I enjoy working your puzzles, and to think you are constructing this quality at 15-years just blows me away. Keep it up, please!

Anonymous said...

Amen. Glad I'm not that only one who noticed Merl's old work.

Steven J. St. John said...

Great interview. David certainly doesn't sound like a 15-year old. Interesting that you asked about the clue for Harmon, because when I worked the puzzle today it reminded me of working a Sporcle quiz yesterday on the Masters champions - I had remembered then that Butch's dad Claude won the Masters in the 40s. So there's a late-week clue to add to Killebrew, Mark, and Butch.

Keep up the good work David.

Chickie said...

A great interview, David. I'm so impressed that a 15 year has this great ability to construct a quality crossword puzzle.
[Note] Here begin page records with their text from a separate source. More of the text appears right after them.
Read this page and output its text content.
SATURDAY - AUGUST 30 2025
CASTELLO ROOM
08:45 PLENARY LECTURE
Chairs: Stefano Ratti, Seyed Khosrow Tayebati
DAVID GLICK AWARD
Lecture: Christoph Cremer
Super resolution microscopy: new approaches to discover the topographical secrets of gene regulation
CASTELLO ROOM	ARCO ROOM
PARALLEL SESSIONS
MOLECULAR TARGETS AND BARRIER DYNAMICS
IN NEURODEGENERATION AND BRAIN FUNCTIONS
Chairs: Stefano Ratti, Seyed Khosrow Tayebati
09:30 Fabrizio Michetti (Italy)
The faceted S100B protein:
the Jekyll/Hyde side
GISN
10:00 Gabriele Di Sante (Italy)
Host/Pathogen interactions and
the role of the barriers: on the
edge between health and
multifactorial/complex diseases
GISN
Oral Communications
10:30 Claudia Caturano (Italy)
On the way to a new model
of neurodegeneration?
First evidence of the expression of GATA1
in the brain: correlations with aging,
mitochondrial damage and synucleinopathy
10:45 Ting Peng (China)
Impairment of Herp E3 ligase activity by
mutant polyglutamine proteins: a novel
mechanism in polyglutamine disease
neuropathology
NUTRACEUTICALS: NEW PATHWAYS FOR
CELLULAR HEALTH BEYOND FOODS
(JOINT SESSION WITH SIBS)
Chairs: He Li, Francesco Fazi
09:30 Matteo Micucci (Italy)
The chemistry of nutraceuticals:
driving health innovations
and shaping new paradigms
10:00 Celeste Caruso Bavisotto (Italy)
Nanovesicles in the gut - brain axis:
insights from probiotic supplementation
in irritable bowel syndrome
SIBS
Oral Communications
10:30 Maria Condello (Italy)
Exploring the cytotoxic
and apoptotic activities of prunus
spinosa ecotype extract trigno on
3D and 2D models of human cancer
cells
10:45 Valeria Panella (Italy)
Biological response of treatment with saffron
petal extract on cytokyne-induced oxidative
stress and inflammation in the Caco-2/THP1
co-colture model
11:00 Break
I'll look forward to more offerings from your CW pencil.

Lemonade714 said...

Yes, SJ SJ and Mark Harmon's father TOM won the Heisman Trophy playing for Michigan in 1940. There are many famous Harmons out there. It is great to have more of your interviews C.C.; this has always been a special part of the Corner

andrea carla michaels said...

Loved the interview...thanks for the shout out, David!

As someone who grew up in Minnesota in the 70s, I'd have liked to have seen a Killebrew reference. Tiger's coach is tough for a Tuesday, but maybe not for a golfer like the editor!

Anyway, CC, you captured young David's voice and how hard he's been working at this and the maturity way beyond his years...plus he's a delight in person (as are his parents, never more than 3 feet away! ;) A very warm and loving family!)

Anonymous said...

David, I applaud you for doing such a great, possible-to-do X-word puzzle for Monday, May 7. It is refreshing to have someone who apparently isn't trying to out-do the puzzlers of all time by making their clues so clever that I can not solve the puzzles. At your tender age, you probably haven't yet had to try to be the brightest bulb on the tree. You are probably an advanced kid in school, I'll bet. When I was fifteen I was one month away from graduating from high school at Alexandria, Alabama, then entering college at age sixteen. I am a life-long lover of words.

Please keep up the good puzzle work. And thanks again for today's good puzzle.